Reduced Ecosystem Impacts looks at on-farm emissions of greenhouse gases, soil erosion, and nutrient (nitrogen and phosphorus) loss.
Conservation Practices includes the percentage of acres that are managed with low or no-tillage, organic acres, and use of cover crops and rotational grazing.
Farm Investments is specifically about investment in on-farm sustainable agricultural practices and research. It includes factors such as investment in USDA Environmental Quality Incentives Program (EQIP) and Conservation Stewardship Program (CSP). It also includes sustainable food systems programs and institutions.
Food Infrastructure covers a state’s concentration of farmers markets, food hubs, and food policy councils.

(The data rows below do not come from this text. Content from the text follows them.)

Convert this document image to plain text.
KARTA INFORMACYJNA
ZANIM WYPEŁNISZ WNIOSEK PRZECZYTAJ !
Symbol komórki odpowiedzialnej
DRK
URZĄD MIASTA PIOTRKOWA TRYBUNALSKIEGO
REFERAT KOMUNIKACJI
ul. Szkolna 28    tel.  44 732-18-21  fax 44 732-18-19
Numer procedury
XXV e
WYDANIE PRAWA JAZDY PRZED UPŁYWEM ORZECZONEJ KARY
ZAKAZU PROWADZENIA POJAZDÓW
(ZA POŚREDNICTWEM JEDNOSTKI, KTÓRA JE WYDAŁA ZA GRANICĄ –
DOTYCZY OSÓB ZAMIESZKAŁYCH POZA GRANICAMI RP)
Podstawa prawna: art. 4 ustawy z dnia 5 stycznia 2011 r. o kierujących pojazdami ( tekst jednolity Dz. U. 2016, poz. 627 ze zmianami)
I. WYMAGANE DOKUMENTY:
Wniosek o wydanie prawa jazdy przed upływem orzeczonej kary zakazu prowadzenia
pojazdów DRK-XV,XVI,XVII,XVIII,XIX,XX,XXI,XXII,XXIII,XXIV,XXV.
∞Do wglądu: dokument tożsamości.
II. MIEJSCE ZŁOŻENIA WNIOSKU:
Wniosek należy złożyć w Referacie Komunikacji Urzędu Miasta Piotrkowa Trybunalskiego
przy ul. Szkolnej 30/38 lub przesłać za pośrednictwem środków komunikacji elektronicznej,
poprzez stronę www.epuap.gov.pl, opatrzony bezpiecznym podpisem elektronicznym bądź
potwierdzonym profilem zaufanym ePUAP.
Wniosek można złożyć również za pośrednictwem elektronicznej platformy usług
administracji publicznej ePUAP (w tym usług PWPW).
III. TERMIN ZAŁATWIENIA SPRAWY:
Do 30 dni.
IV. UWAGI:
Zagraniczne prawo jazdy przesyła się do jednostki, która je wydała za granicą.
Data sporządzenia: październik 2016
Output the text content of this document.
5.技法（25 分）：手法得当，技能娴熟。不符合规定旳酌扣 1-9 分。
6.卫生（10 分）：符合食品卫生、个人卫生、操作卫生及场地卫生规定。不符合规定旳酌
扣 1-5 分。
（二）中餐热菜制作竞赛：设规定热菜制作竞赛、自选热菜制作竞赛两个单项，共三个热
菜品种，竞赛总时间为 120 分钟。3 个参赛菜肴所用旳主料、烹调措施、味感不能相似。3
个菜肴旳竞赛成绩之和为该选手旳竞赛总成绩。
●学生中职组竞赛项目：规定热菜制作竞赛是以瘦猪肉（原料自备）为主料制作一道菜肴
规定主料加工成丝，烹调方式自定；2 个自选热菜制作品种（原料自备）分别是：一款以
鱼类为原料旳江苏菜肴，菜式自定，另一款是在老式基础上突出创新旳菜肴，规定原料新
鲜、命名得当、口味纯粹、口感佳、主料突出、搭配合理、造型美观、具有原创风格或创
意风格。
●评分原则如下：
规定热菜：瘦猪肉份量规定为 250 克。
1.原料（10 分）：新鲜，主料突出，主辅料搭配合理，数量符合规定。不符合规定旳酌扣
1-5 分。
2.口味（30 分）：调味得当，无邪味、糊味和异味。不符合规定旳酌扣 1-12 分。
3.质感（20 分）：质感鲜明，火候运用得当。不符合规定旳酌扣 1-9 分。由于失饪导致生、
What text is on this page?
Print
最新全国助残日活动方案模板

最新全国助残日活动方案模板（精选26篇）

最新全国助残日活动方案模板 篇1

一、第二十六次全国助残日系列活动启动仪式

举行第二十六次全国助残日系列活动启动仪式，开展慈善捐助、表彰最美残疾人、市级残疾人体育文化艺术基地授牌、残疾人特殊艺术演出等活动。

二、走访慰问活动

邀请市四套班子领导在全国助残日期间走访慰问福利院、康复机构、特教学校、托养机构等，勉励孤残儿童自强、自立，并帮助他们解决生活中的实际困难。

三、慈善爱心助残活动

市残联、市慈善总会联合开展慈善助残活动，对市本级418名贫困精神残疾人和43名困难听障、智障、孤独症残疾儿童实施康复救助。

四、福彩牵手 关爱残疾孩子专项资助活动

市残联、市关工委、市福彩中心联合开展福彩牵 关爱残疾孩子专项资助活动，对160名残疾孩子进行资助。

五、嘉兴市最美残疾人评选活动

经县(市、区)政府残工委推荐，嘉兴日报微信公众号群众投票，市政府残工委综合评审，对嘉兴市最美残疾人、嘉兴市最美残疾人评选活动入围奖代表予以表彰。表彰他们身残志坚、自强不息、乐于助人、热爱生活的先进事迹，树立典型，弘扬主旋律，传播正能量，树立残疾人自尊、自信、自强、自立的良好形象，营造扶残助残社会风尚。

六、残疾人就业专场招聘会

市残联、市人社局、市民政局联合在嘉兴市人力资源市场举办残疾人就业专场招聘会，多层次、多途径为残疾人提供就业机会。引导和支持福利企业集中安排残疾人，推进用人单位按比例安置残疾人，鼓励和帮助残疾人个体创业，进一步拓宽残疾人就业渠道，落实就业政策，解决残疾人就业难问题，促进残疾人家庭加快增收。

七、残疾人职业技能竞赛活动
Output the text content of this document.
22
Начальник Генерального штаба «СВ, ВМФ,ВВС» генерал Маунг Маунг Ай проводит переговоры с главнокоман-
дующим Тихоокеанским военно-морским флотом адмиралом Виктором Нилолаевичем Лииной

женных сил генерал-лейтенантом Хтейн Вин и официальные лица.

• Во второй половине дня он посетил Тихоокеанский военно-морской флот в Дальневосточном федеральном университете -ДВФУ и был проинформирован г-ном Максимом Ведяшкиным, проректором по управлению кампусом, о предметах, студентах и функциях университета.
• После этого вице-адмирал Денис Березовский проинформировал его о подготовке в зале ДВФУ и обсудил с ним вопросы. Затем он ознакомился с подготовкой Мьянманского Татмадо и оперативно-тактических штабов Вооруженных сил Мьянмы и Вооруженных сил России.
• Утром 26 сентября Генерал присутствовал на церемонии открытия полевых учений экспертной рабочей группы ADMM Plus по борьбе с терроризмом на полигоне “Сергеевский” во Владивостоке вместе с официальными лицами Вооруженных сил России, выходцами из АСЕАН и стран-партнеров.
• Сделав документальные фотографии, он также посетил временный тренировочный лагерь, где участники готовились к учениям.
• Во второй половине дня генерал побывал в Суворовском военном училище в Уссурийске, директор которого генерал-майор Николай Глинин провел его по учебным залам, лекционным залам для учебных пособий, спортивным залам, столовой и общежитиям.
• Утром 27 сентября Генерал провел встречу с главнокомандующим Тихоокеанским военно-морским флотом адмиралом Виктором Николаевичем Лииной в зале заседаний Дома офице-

Diet & Health Outcomes is based on the prevalence of food insecurity and diet-related health status indicators such as obesity and type two diabetes rate.
Food Investments concerns the affordability and accessibility of healthy food. It includes the amount of grant money dedicated to local food and farmers’ market promotion, supporting farm to school programs, and coordinating other community-based food projects.
Social Determinants looks at factors that create and are impacted by inequity in the food system including; income inequality, gender equality, and the portion of the labor force with union membership.